Stiller, on the other hand, came back from Davos having settled nothing and acted as though his ballerina were on the point of death; under these circumstances a trip to Paris was out of the question. Once more they sat at the edge of a wood—all round the ripe corn had already been cut, summer was passing, thunder clouds were gathering above the blue lake, a bumblebee zigzagged humming through the summer stillness, the heat haze quivered over the fields, hens were cackling in the farmyards, and the world was a faultless, perfectly arranged, positively inspiring affair. Only their happiness (or what they expected from their love) was very complicated. They sat silently on the ground, two adulterers with their hands tenderly interlocked, each with a blade of grass between lips stretched tight with care, and the only thing in this world that was not complicated seemed to them to be marriage, not marriage with Rolf and not marriage with Julika, but marriage to one another.

***

In the entirely rancourless recollection of this magnificent woman—I can see her before me while I write, in her blue wicker chair as she was the other day in the nursing home when I brought her the gladioli, with her lemon-yellow dressing gown and black hair—there is one point that would cause the missing Stiller no little astonishment, namely the fact that this summer or autumn, without ever saying a word to Stiller, she expected a child by him (it would now have been six years old)...

I will record the facts:

It was in September, and Stiller was very busy with all sorts of arrangements for an exhibition; important personages considered it desirable, indispensable, that Stiller should make another public appearance. 'Am I in the way?' asked Sibylle, as Stiller, after greeting her with an almost perfunctory kiss, went on sawing at a stand. She looked at him. A man never looks so handsome, she thought, as when he is working with his hands. 'I don't want to hold you up,' she said, 'but I just had to see you today...' She gave away nothing else, especially as Stiller did not inquire why she felt this need. The important things now were the stands. 'When is he coming,' asked Sibylle, 'this man from the art gallery?' She tried to take an interest. Outside it was a mild, blue September day. There were at least nine more stands to be made and then painted or varnished—quite an undertaking; the wrong stand can make a great deal of difference and what a lot of stands still needed varnishing, while from others, which were fortunately already varnished, the varnish had to be removed! That was the job at the moment.

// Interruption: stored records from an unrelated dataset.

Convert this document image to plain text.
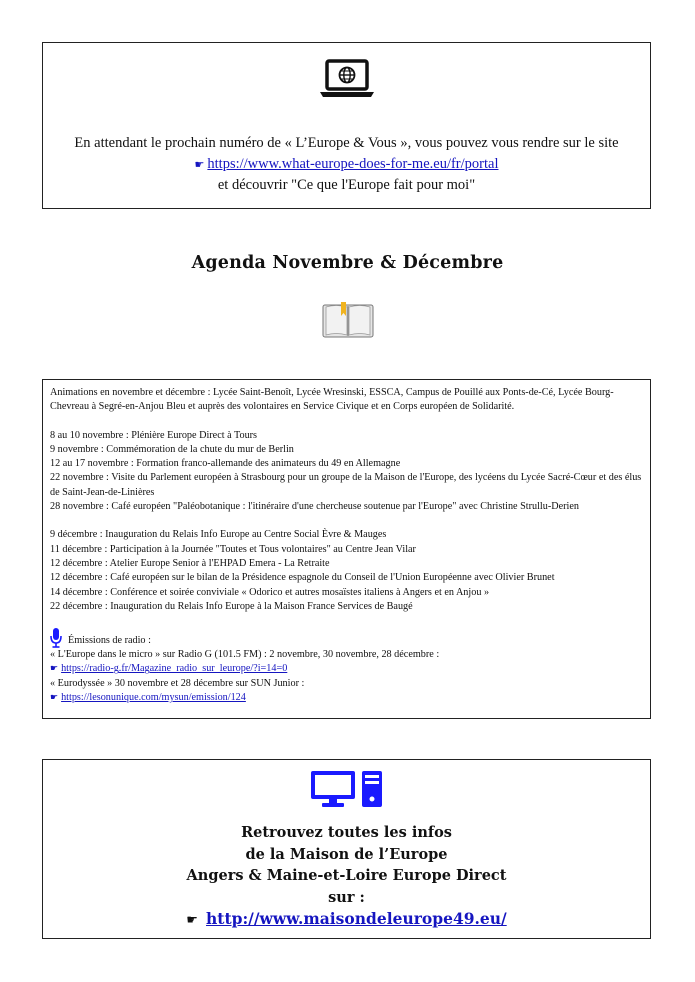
En attendant le prochain numéro de « L’Europe & Vous », vous pouvez vous rendre sur le site
☛ https://www.what-europe-does-for-me.eu/fr/portal
et découvrir "Ce que l'Europe fait pour moi"
Agenda Novembre & Décembre

Animations en novembre et décembre : Lycée Saint-Benoît, Lycée Wresinski, ESSCA, Campus de Pouillé aux Ponts-de-Cé, Lycée Bourg-Chevreau à Segré-en-Anjou Bleu et auprès des volontaires en Service Civique et en Corps européen de Solidarité.

8 au 10 novembre : Plénière Europe Direct à Tours

9 novembre : Commémoration de la chute du mur de Berlin

12 au 17 novembre : Formation franco-allemande des animateurs du 49 en Allemagne

22 novembre : Visite du Parlement européen à Strasbourg pour un groupe de la Maison de l'Europe, des lycéens du Lycée Sacré-Cœur et des élus de Saint-Jean-de-Linières

28 novembre : Café européen "Paléobotanique : l'itinéraire d'une chercheuse soutenue par l'Europe" avec Christine Strullu-Derien

9 décembre : Inauguration du Relais Info Europe au Centre Social Èvre & Mauges

11 décembre : Participation à la Journée "Toutes et Tous volontaires" au Centre Jean Vilar

12 décembre : Atelier Europe Senior à l'EHPAD Emera - La Retraite

12 décembre : Café européen sur le bilan de la Présidence espagnole du Conseil de l'Union Européenne avec Olivier Brunet

14 décembre : Conférence et soirée conviviale « Odorico et autres mosaïstes italiens à Angers et en Anjou »

22 décembre : Inauguration du Relais Info Europe à la Maison France Services de Baugé

Émissions de radio :

« L'Europe dans le micro » sur Radio G (101.5 FM) : 2 novembre, 30 novembre, 28 décembre :

☛ https://radio-g.fr/Magazine_radio_sur_leurope/?i=14=0

« Eurodyssée » 30 novembre et 28 décembre sur SUN Junior :

☛ https://lesonunique.com/mysun/emission/124

Retrouvez toutes les infos
de la Maison de l’Europe
Angers & Maine-et-Loire Europe Direct
sur :
☛ http://www.maisondeleurope49.eu/
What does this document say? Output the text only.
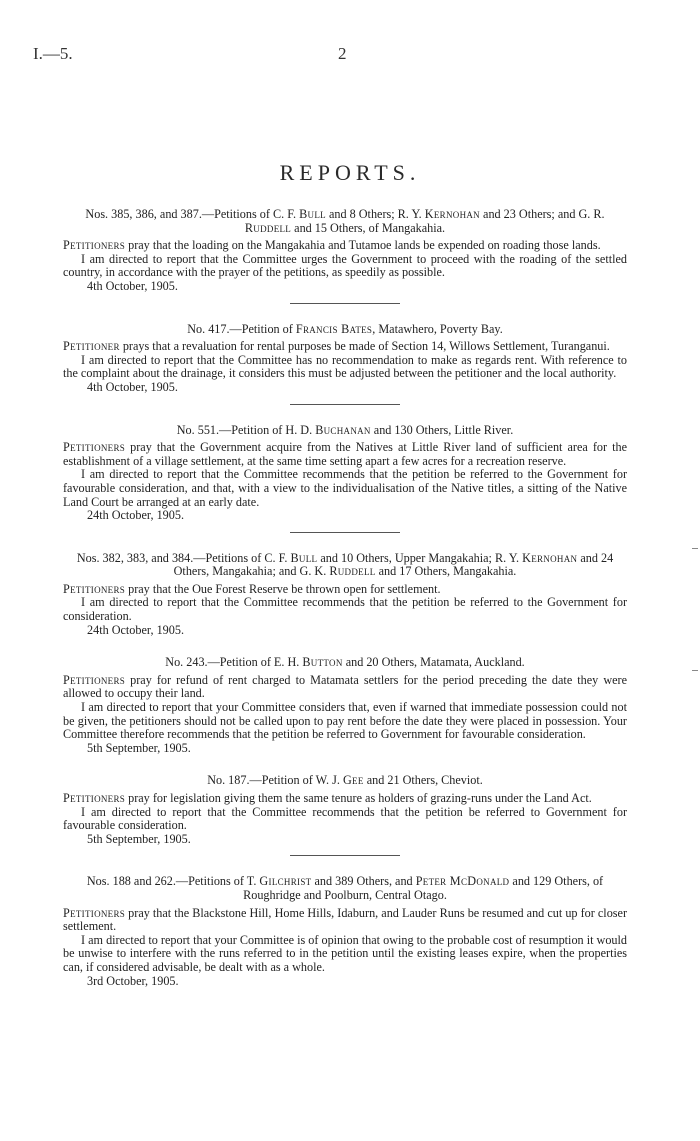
I.—5.	2
REPORTS.
Nos. 385, 386, and 387.—Petitions of C. F. Bull and 8 Others; R. Y. Kernohan and 23 Others; and G. R. Ruddell and 15 Others, of Mangakahia.

Petitioners pray that the loading on the Mangakahia and Tutamoe lands be expended on roading those lands.

I am directed to report that the Committee urges the Government to proceed with the roading of the settled country, in accordance with the prayer of the petitions, as speedily as possible.

4th October, 1905.
No. 417.—Petition of Francis Bates, Matawhero, Poverty Bay.

Petitioner prays that a revaluation for rental purposes be made of Section 14, Willows Settlement, Turanganui.

I am directed to report that the Committee has no recommendation to make as regards rent. With reference to the complaint about the drainage, it considers this must be adjusted between the petitioner and the local authority.

4th October, 1905.
No. 551.—Petition of H. D. Buchanan and 130 Others, Little River.

Petitioners pray that the Government acquire from the Natives at Little River land of sufficient area for the establishment of a village settlement, at the same time setting apart a few acres for a recreation reserve.

I am directed to report that the Committee recommends that the petition be referred to the Government for favourable consideration, and that, with a view to the individualisation of the Native titles, a sitting of the Native Land Court be arranged at an early date.

24th October, 1905.
Nos. 382, 383, and 384.—Petitions of C. F. Bull and 10 Others, Upper Mangakahia; R. Y. Kernohan and 24 Others, Mangakahia; and G. K. Ruddell and 17 Others, Mangakahia.

Petitioners pray that the Oue Forest Reserve be thrown open for settlement.

I am directed to report that the Committee recommends that the petition be referred to the Government for consideration.

24th October, 1905.
No. 243.—Petition of E. H. Button and 20 Others, Matamata, Auckland.

Petitioners pray for refund of rent charged to Matamata settlers for the period preceding the date they were allowed to occupy their land.

I am directed to report that your Committee considers that, even if warned that immediate possession could not be given, the petitioners should not be called upon to pay rent before the date they were placed in possession. Your Committee therefore recommends that the petition be referred to Government for favourable consideration.

5th September, 1905.
No. 187.—Petition of W. J. Gee and 21 Others, Cheviot.

Petitioners pray for legislation giving them the same tenure as holders of grazing-runs under the Land Act.

I am directed to report that the Committee recommends that the petition be referred to Government for favourable consideration.

5th September, 1905.
Nos. 188 and 262.—Petitions of T. Gilchrist and 389 Others, and Peter McDonald and 129 Others, of Roughridge and Poolburn, Central Otago.

Petitioners pray that the Blackstone Hill, Home Hills, Idaburn, and Lauder Runs be resumed and cut up for closer settlement.

I am directed to report that your Committee is of opinion that owing to the probable cost of resumption it would be unwise to interfere with the runs referred to in the petition until the existing leases expire, when the properties can, if considered advisable, be dealt with as a whole.

3rd October, 1905.
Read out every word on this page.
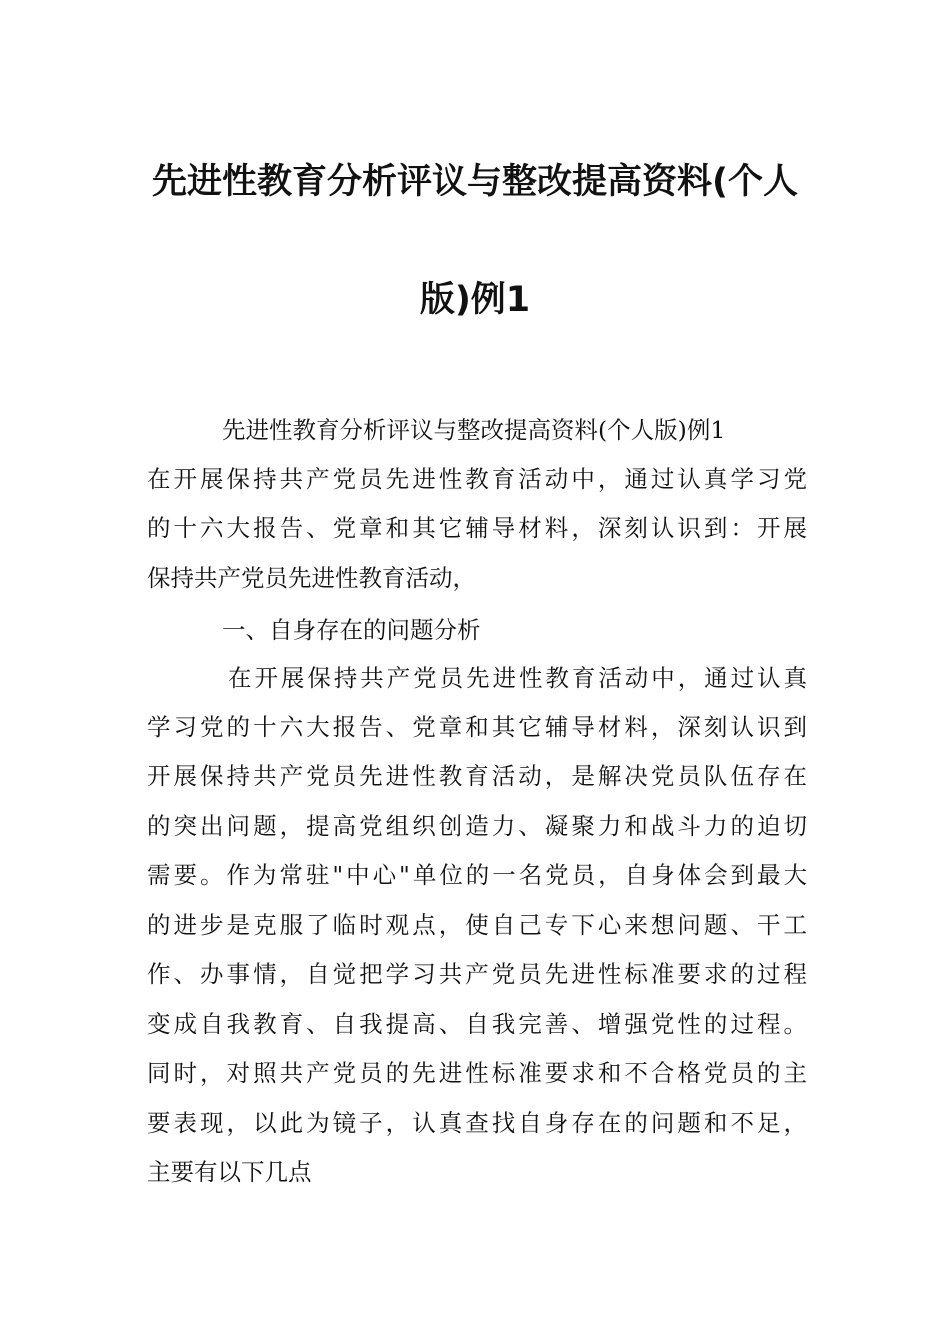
先进性教育分析评议与整改提高资料(个人
版)例1
先进性教育分析评议与整改提高资料(个人版)例1
在开展保持共产党员先进性教育活动中，通过认真学习党
的十六大报告、党章和其它辅导材料，深刻认识到：开展
保持共产党员先进性教育活动，
一、自身存在的问题分析
在开展保持共产党员先进性教育活动中，通过认真
学习党的十六大报告、党章和其它辅导材料，深刻认识到
开展保持共产党员先进性教育活动，是解决党员队伍存在
的突出问题，提高党组织创造力、凝聚力和战斗力的迫切
需要。作为常驻"中心"单位的一名党员，自身体会到最大
的进步是克服了临时观点，使自己专下心来想问题、干工
作、办事情，自觉把学习共产党员先进性标准要求的过程
变成自我教育、自我提高、自我完善、增强党性的过程。
同时，对照共产党员的先进性标准要求和不合格党员的主
要表现，以此为镜子，认真查找自身存在的问题和不足，
主要有以下几点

'What about your wife,' asked Sibylle, 'are you going to exhibit her?' She had put on a kettle for tea and it was already boiling, so she was also occupied. 'I've brought you something,' said Sibylle. 'I've been baking.' And she showed him a fresh cake, a so-called seed cake; Stiller was touched, without looking at it, and talked about humbug. Sibylle couldn't see any difference in his sculptures; so why had they suddenly become humbug? And there was a letter from a curator, a hymn to Stiller, so that one might almost feel afraid Stiller would disappear in a cloud of fame.

'The tea's ready,' she announced and waited; she would never have thought that an art exhibition called for as much preparation as an invasion (Rolf had been talking to her about Churchill's memoirs over coffee), and she was sorry for Stiller. 'How do you like the poster?' he asked, rubbing away at a stand with glass-paper. Sibylle hadn't even noticed the sketch on a piece of packing paper. 'There's to be a poster as well?' she exclaimed in astonishment, and true enough, it was a proper poster like they have for Furtwangler or Persil. She thought it frightful—A. Stiller, his beloved handwriting on every hoarding, enlarged as though under a microscope. Hadn't men any shame? If he'd enjoyed it, at least; but Stiller cursed the whole exhibition. Then why did he do it? He drank his tea standing up and ate her cake while he talked, not even noticing the showers of crumbs that were falling everywhere....

Sibylle soon left him; it seemed to her that this was no moment to win him over to fatherhood, and she was glad he hadn't simply let her go, but had arranged to go sailing with her at five o'clock. She was happy to be able to meet him again that day. Merely to pass the time, she strolled along the Bahnhofstrasse in the September air, from window to window, from shop to shop, until she had found the nicest tie in Zurich. Unfortunately, it struck her, Stiller had no shirt that would go with this tie. She bought a shirt to go with it.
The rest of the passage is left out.